Homosexuality in Ancient Rome - Background

Background

During the Republic, a Roman citizen's political liberty (libertas) was defined in part by the right to preserve his body from physical compulsion, including both corporal punishment and sexual abuse. Roman society was patriarchal (see paterfamilias), and masculinity was premised on a capacity for governing oneself and others of lower status. Virtus, "valor" as that which made a man most fully a man, was among the active virtues. Sexual conquest was a common metaphor for imperialism in Roman discourse, and the "conquest mentality" was part of a "cult of virility" that particularly shaped Roman homosexual practices. Roman ideals of masculinity were thus premised on taking an active role that was also, as Craig A. Williams has noted, "the prime directive of masculine sexual behavior for Romans." In the late 20th and early 21st centuries, scholars have tended to view expressions of Roman male sexuality in terms of a "penetrator-penetrated" binary model; that is, the proper way for a Roman male to seek sexual gratification was to insert his penis in his partner.
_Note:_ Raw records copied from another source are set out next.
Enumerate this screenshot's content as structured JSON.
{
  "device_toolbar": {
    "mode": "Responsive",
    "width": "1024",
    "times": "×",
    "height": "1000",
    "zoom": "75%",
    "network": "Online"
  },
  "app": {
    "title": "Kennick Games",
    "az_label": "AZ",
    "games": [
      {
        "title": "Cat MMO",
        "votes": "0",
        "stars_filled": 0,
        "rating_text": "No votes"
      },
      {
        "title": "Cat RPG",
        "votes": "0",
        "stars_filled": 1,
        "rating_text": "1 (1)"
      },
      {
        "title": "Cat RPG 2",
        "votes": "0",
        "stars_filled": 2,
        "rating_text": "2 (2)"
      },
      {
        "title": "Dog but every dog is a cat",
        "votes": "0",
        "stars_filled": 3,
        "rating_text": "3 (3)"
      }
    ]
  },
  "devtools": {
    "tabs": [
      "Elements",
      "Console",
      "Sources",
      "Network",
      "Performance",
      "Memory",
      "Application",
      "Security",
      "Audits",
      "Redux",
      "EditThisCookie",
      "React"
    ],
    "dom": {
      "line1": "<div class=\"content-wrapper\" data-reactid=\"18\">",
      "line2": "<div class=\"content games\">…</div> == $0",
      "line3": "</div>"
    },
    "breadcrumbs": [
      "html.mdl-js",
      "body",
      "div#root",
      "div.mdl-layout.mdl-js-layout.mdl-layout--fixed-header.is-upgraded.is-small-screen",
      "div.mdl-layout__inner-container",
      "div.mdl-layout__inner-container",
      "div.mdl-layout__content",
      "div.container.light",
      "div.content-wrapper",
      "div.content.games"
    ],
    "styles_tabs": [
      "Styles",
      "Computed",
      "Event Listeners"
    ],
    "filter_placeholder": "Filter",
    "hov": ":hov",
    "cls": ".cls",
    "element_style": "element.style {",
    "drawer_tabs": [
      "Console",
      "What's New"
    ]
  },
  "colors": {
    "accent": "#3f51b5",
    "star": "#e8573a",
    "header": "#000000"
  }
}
Allowing himself to be penetrated threatened his liberty as a free citizen as well as his sexual integrity.

It was expected and socially acceptable for a freeborn Roman man to want sex with both female and male partners, as long as he took the penetrative role. The morality of the behavior depended on the social standing of the partner, not gender per se. Both women and young men were considered normal objects of desire, but outside marriage a man was supposed to act on his desires only with slaves, prostitutes (who were often slaves), and the infames. Gender did not determine whether a sexual partner was acceptable, as long as a man's enjoyment did not encroach on another's man integrity. It was immoral to have sex with another freeborn man's wife, his marriageable daughter, his underage son, or with the man himself; sexual use of another man's slave was subject to the owner's permission. Lack of self-control, including in managing one's sex life, indicated that a man was incapable of governing others; too much indulgence in "low sensual pleasure" threatened to erode the elite male's identity as a cultured person.

In the Imperial era, anxieties about the loss of political liberty and the subordination of the citizen to the emperor were expressed by a perceived increase in voluntary passive homosexual behavior among free men, accompanied by a documentable increase in the execution and corporal punishment of citizens. The dissolution of Republican ideals of physical integrity in relation to libertas contributes to and is reflected by the sexual license and decadence associated with the Empire.